٭57٭

3.4K 332 161
                                    

08:54

"Emzikimin babası ağlamıyo, dimi baba?"

Rüzgar Ekin'in elini sıkıca tutup merdivenlerden inmesine yardımcı olurken, "Evet aşkım, bugün de hava çok güzel. İyi ki gönderdik emziğini." dediğinde Ekin de onu onaylayarak, "Ebet." dedi.

Emziğini bırakalı birkaç ay olmuştu. O korkunç geceden sonra bir daha hiç sorun yaşamamışlardı. Barış'a minnettardı Rüzgar. Onun günlerce yapamadığını yarım saat içinde yaptığı için kocasına büyük bir hayranlık duyuyordu.

"Ayabamı neden almadık?"

"Çünkü babaya gidiyoruz aşkım."

Bugün Ekin'i genel kontrol için hastaneye götürüyordu. Aslında hiçbir şeyi yoktu ama Barış bu kontrollerin önemli olduğunu ve yılda en az iki kez yapılması gerektiğini söylediği için Rüzgar da onun sözünü dinleyerek hastaneden randevu almıştı. İstanbul'daki doktoru çok iyi olduğu için biraz tedirgin hissetse de Barış bu hastanedeki doktorların da çok iyi olduğunu söylediği için kendini rahatlatmaya çalışıyordu.

"Babam bize yemek mi alıcakmış?"

Oğlunu da kendine benzettiği için güldü Rüzgar. Aklı fikri yemekteydi. Barış'ın yanına her gittiklerinde ona yemek ısmarlattığı için Ekin de babasının onlara yemek almasına alışmıştı.

"Hayır oğlum. Bugün baba bizi doktor arkadaşlarıyla tanıştıracakmış. Sonra seni muayene edecekler."

"O kim?"

Canlı ya da cansız her varlığı bu şekilde sorguluyordu. Henüz ikisinin ayrımını yapamıyordu ama yakın zamanda öğreneceğine inanıyordu Rüzgar.

"Hani doktor amcan sırtını dinliyordu, boğazına bakıyordu. Hatırlıyor musun aşkım?"

Ekin bir süre düşündükten sonra hastanede yaşadığı anları hatırlayınca, "Hıhı." deyip onayladı Rüzgar'ı. Barış sağ olsun, doktorlardan korkmuyordu Ekin. Babasını üniforma içinde çok fazla gördüğü için doktorların korkutucu kişiler olduklarını düşünmüyordu çünkü babasını çok seviyordu.

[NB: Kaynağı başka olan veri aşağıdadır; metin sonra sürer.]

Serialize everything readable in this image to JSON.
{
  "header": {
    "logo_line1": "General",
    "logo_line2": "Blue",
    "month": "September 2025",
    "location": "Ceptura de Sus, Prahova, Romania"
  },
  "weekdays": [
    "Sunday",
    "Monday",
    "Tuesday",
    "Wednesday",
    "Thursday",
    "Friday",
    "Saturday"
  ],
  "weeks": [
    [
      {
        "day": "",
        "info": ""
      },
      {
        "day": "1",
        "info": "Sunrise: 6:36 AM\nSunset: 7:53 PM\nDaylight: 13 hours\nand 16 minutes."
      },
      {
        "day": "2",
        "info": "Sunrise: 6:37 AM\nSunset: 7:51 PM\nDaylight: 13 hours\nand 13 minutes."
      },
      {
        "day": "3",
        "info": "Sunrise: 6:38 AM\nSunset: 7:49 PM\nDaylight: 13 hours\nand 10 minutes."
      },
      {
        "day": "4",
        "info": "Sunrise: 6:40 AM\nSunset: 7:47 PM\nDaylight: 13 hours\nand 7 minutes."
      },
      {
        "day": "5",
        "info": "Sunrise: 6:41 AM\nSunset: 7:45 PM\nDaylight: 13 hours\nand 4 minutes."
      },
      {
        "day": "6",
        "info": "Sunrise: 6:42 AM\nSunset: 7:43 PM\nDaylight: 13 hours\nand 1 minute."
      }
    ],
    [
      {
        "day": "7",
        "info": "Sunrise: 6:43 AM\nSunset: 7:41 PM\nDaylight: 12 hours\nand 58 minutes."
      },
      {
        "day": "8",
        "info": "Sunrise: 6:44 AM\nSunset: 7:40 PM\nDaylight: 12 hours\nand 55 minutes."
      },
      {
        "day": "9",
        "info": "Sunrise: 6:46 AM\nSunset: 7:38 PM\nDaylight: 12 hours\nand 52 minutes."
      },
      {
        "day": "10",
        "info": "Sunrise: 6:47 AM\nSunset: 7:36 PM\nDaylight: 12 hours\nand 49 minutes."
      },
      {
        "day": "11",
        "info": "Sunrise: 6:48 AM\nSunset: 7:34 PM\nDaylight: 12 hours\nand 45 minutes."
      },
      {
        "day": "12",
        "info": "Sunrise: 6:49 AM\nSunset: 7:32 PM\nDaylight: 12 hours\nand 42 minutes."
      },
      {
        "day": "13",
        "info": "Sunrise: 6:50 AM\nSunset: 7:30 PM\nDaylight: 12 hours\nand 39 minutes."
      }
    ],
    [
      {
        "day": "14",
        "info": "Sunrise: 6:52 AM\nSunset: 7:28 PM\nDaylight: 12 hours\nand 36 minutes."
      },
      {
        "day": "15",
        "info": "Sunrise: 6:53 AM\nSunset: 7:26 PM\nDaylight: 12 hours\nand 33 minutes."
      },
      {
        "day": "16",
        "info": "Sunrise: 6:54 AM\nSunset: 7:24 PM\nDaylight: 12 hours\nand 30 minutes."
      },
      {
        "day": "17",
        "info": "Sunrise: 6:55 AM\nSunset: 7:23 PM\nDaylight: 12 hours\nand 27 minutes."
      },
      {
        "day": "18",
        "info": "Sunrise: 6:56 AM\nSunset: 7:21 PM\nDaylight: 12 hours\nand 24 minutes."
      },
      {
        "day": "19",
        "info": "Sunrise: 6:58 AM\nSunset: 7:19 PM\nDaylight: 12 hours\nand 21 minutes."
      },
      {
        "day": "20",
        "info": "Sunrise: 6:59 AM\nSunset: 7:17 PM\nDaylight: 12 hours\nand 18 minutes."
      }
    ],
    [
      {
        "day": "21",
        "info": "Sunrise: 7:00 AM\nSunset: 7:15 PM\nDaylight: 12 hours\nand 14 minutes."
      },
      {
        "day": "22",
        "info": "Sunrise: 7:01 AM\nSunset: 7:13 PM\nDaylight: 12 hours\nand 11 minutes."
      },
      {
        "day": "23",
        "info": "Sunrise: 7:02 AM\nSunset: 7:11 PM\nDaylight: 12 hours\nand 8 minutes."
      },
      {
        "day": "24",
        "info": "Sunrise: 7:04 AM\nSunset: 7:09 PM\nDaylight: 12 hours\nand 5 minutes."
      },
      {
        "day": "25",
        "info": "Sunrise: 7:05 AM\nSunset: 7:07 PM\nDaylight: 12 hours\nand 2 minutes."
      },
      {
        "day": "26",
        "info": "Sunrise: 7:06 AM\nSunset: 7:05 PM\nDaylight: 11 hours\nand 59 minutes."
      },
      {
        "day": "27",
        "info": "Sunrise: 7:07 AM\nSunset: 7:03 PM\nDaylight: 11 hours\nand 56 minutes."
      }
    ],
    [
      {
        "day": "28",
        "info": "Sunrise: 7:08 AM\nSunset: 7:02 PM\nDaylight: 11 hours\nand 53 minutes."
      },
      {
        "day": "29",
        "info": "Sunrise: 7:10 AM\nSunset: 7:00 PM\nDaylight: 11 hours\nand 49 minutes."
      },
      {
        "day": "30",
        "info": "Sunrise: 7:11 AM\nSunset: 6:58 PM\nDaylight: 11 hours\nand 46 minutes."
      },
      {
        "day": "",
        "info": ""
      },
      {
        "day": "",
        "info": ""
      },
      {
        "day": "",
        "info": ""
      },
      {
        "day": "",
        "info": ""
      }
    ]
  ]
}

"Pardon, bir saniye bakabilir misiniz?"

Tam merdivenleri bitirmek üzereyken birisi seslenince başını geriye doğru çevirdi Rüzgar. Alt komşuları olduğunu görünce gülümsedi.

"Merhaba."

Kadın selamına karşılık bile vermeden kollarını göğsünde bağlayıp, "Çok gürültü yapıyorsunuz." dediğinde Rüzgar'ın yüzündeki gülümseme soldu. Bu nasıl bir üsluptu?

"Anlamadım?"

"Oğlunuz hiç durmuyor. Sabahları işe uykusuz gidiyorum. Biraz daha dikkat ederseniz sevinirim."

İğneleyici bakışları Ekin'i hedef aldığında anında oğlunu kucağına aldı Rüzgar. Hamileyken bebeğini insanların bakışlarından korumak için hemen elini karnına sarıyordu. Şimdi de durum farklı değildi, oğlunun bu kötü bakışların muhatabı olmasına asla izin vermezdi.

"Hanımefendi, benim oğlum daha iki buçuk yaşında ve ben onu sırf ses çıkarmadan otursun diye telefon bağımlısı olarak yetiştirmek istemiyorum. Bütün gün parkta oynatıp enerjisini atmasını sağlamaya çalışıyorum ama elimden bu kadarı geliyor. Özellikle geceleri ağladığında kimse rahatsız olmasın diye sakinleşmesi için her yolu deniyorum. Sizi çok iyi anlıyorum ama bu konuda daha fazla yapabileceğim bir şey yok, kusura bakmayın."

Nefes bile almadan konuştuğu için kendini takdir etti Rüzgar. Bilinçsiz bir ebeveyn değildi o. Apartmanda yaşadıklarının da farkındaydı. Kadın tatlı bir dille söylese belki o da daha ılımlı olurdu ama uyuz olmuştu bir kere, yapacak bir şey yoktu. Kimse oğluna öyle bakamazdı."